日本の税制のわくわく化

下記の論文を読んで考えたことを記す。
http://www.geocities.jp/mirai200107/index.html#p1

朝鮮特需など、日本が他国の戦争で儲けて復興した時代背景も考慮しないといけないが、税制の累進性と経済のダイナミズムに関する一般の理解とは逆の史実があるという意見として面白いと思う。

米国はいま、オバマ政権が増税に向かおうとしている。レーガン、ブッシュの減税、クリントンオバマ増税、というようにダイナミズムがある点が興味深い。日本は戦後、池田政権が増税を行った以外は、中曽根政権、竹下政権、橋本政権、小泉政権と一貫して段階的に所得税を減税してきた。

平成元年の消費税導入とそれにともなう所得税減税が大きな転機であった。当時のマスコミでは脱税、汚職が一番のニュースであり、消費税ならば税の網から逃げることはできない、巨悪をやっつけられるという論調があったことを記憶している。その効果を認めないわけにはいかないが、司直の問題と税制とが入り混じってしまった印象もある。

ここでは税制の根本に立ち返りたい。財政の健全化のために税制があるわけではない。財政の健全化は否定しないが、そのために消費税をアップしようというのでは対症療法に陥る懸念がある。税制とは古来から国家が持つ強制力をもった徴収機能であり国家の目指す姿にお金を使うという機能を持つ。

敗戦した日本が米国から学んだことは、フォードの大量生産だけではない。日本より所得税率が高く平等性が高かった当時の豊かな米国社会に、戦争で勝てなかった、敗北したという事実であり、その過程で米国の憲法と税制を導入した。敗戦で日本はより平等な社会を目指したと私は理解している。

所得税をあげれば金持ちが逃げ出す、経済が停滞するという意見もある。では所得税を極限まで下げたモナコリヒテンシュタイン、スイスは経済的にうまくいっているのだろうか? 日本が目指す道はシンガポール、香港のような面積の小さな都市国家であろうか。

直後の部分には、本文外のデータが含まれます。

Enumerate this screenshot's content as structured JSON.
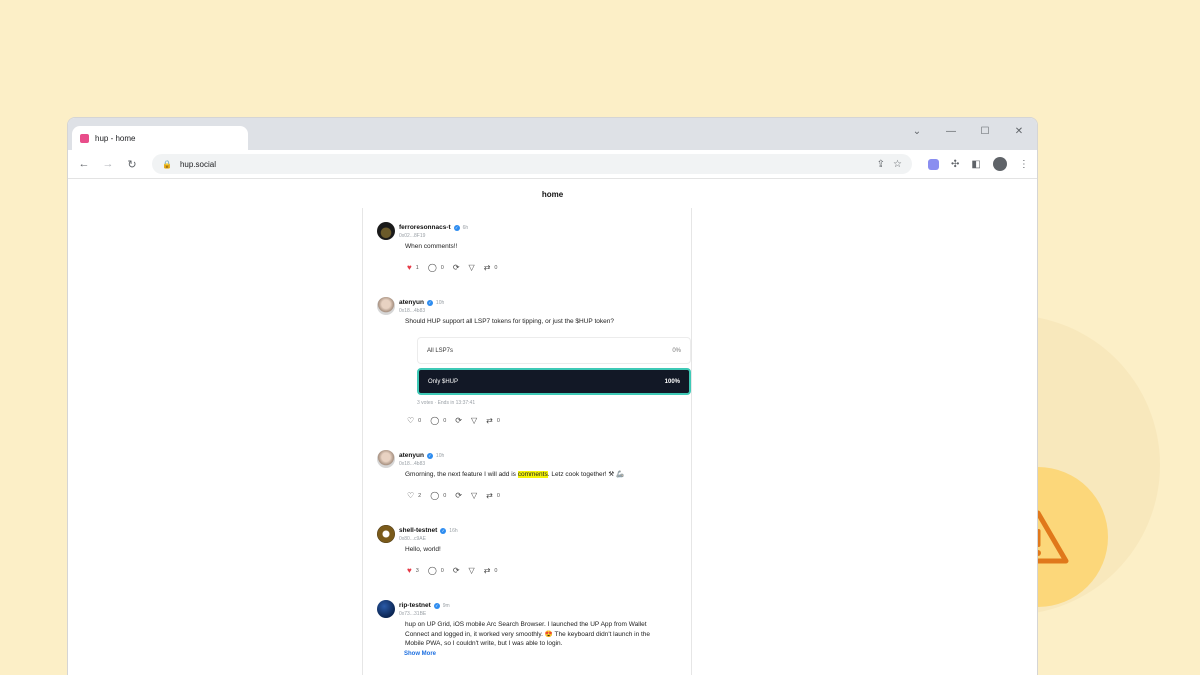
{
  "browser": {
    "tab_title": "hup - home",
    "url": "hup.social"
  },
  "page": {
    "title": "home"
  },
  "posts": [
    {
      "name": "ferroresonnacs-t",
      "time": "6h",
      "address": "0x02...8F19",
      "text": "When comments!!",
      "likes": "1",
      "comments": "0",
      "tips": "0",
      "liked": true
    },
    {
      "name": "atenyun",
      "time": "10h",
      "address": "0x18...4b83",
      "text": "Should HUP support all LSP7 tokens for tipping, or just the $HUP token?",
      "poll": {
        "options": [
          {
            "label": "All LSP7s",
            "percent": "0%"
          },
          {
            "label": "Only $HUP",
            "percent": "100%"
          }
        ],
        "meta": "3 votes · Ends in 13:37:41"
      },
      "likes": "0",
      "comments": "0",
      "tips": "0",
      "liked": false
    },
    {
      "name": "atenyun",
      "time": "10h",
      "address": "0x18...4b83",
      "text_before": "Gmorning, the next feature I will add is ",
      "text_highlight": "comments",
      "text_after": ". Letz cook together! ⚒ 🦾",
      "likes": "2",
      "comments": "0",
      "tips": "0",
      "liked": false
    },
    {
      "name": "shell-testnet",
      "time": "16h",
      "address": "0x80...c9AE",
      "text": "Hello, world!",
      "likes": "3",
      "comments": "0",
      "tips": "0",
      "liked": true
    },
    {
      "name": "rip-testnet",
      "time": "9m",
      "address": "0x73...31BE",
      "text": "hup on UP Grid, iOS mobile Arc Search Browser. I launched the UP App from Wallet Connect and logged in, it worked very smoothly. 😍 The keyboard didn't launch in the Mobile PWA, so I couldn't write, but I was able to login.",
      "show_more": "Show More"
    }
  ],
  "icons": {
    "warning": "warning-triangle-icon",
    "like": "heart-icon",
    "comment": "comment-icon",
    "repost": "repost-icon",
    "share": "send-icon",
    "tip": "tip-icon"
  },
  "colors": {
    "background": "#fcefc7",
    "warning_circle": "#fcd77a",
    "warning_icon": "#e0781b",
    "poll_selected_bg": "#121826",
    "poll_selected_border": "#3ec9b6",
    "highlight": "#f5f50a",
    "link": "#1d6fe0",
    "verified": "#2d8cf0"
  }
}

それは違うというのが私の意見である。日本には東京、名古屋、大阪の太平洋に面する都市圏以外の地方がある。国家は地方を切り捨てにできない。民間の視点では企業は人減らししても許されるが、国家の視点では人減らしされた人を養うコストが増えるだけである。同じように都市が地方を見捨てると、都市のコストは減るが国家のコストは増える。

今の日本に必要なのは真の意味での資本主義者、キャピタリストであると、途中の議論を省き、きわめて乱暴で申し訳ないが、述べさせていただきたい。金持ちでなければキャピタリストたり得ないのは事実である。しかし、自分とその家族の老後の年金、遺産に頭がいっぱいで不安を抱えた金持ちではキャピタリストたり得ない。お金は持っていても留まっているだけで流れを生まないからだ。そしてお金は流れれば流れるほど増えるという不思議な性質がある。

平等社会のほうが、安心してリスクマネーを使える。矛盾している、パラドクスかもしれない。しかし、そんな社会のほうが、面白そうだ、わくわくしそうだと感じるのはなぜだろう。私は日本という国にうまれた以上、日本に暮らす人がわくわくできる社会にしたいと考えている。税制改革、やりませんか?